Indeed, despite dire predictions throughout the early 2000s that the reality lode had played out, the mode has proved a Hydra. Though some shows have had impressive staying power, most reality shows are relatively short-lived—a few seasons, a DVD or two, and done. But for each cancellation, it seems, two new entries spring up, shot ever faster and cheaper as the price of video production and postproduction continues to collapse. True, there is always in the mix a million-dollar purse or an expensive show plunking a handful of hand-picked Americans selected to scoop in desired demographics into a tropical locale in which people have been living for thousands of years and asking them to survive with nothing more than several camera crews, a trained medical team, and a small army of lawyers to help them along. But by and large the cost of reality television production has been prone to steady deflation, a boon in trying times. And cable competition shows built around identifying people worth building shows around has allowed some producers to profit even from the development and test-marketing process.

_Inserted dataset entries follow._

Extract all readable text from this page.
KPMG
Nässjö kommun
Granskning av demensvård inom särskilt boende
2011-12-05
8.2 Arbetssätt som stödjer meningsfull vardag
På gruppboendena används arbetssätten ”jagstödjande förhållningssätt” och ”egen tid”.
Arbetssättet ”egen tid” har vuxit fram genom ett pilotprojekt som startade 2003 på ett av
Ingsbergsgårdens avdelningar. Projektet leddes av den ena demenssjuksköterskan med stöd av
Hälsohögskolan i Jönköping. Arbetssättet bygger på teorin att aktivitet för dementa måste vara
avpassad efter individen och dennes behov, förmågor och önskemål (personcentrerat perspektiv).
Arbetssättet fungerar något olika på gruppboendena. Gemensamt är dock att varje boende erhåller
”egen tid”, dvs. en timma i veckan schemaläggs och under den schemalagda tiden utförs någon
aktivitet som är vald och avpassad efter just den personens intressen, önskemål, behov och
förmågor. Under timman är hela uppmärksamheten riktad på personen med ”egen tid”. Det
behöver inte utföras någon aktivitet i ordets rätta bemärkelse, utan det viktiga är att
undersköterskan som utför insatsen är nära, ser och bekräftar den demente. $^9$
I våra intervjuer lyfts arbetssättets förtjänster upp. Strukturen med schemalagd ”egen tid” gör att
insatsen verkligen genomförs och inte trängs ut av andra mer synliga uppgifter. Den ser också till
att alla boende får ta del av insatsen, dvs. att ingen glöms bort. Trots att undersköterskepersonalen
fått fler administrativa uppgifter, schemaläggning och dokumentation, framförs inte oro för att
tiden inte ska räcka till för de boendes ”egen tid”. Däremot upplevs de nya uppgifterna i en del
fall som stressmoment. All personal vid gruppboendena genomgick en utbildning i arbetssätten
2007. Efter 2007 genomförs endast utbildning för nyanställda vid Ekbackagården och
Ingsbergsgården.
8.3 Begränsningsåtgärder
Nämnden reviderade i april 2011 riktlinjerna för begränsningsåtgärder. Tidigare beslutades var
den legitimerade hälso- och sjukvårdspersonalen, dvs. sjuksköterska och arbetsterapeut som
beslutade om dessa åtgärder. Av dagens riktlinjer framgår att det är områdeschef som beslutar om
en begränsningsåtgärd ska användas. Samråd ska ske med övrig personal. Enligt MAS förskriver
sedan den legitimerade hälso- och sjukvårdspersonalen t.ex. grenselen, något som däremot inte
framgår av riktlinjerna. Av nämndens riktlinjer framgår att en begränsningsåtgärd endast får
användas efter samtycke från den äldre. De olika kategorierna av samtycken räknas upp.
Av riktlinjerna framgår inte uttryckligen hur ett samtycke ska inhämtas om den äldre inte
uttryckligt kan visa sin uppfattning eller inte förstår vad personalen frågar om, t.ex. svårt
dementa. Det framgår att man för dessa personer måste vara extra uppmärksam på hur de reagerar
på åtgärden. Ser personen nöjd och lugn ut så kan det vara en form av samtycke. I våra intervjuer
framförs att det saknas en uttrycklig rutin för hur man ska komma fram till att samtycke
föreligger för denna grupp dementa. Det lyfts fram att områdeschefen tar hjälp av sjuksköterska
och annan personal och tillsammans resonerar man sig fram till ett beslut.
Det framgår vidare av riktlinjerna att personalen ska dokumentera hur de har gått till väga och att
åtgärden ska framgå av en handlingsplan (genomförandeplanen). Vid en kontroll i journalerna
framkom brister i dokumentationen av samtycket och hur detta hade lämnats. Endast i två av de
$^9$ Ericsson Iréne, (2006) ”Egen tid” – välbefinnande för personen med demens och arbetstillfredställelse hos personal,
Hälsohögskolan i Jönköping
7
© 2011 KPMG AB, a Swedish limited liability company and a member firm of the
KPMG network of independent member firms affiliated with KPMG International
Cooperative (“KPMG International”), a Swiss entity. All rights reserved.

Energetic academics and critics are busily gleaning those insights, exploring the mode’s historical, sociological, psychological, political, and even aesthetic dimensions. And with no end to the bonanza in sight, they have their work cut out for them.

As for the rest of us, dwellers in the wasteland, can we be blamed for being besotted with television so precisely tuned to our desires, dreads, and self-regard?

“Reality TV does a great job of reaching people,” says Sherman. “After all, these are ordinary people, just like you, on TV.”

Eddy Mueller 07PhD is a lecturer in film studies.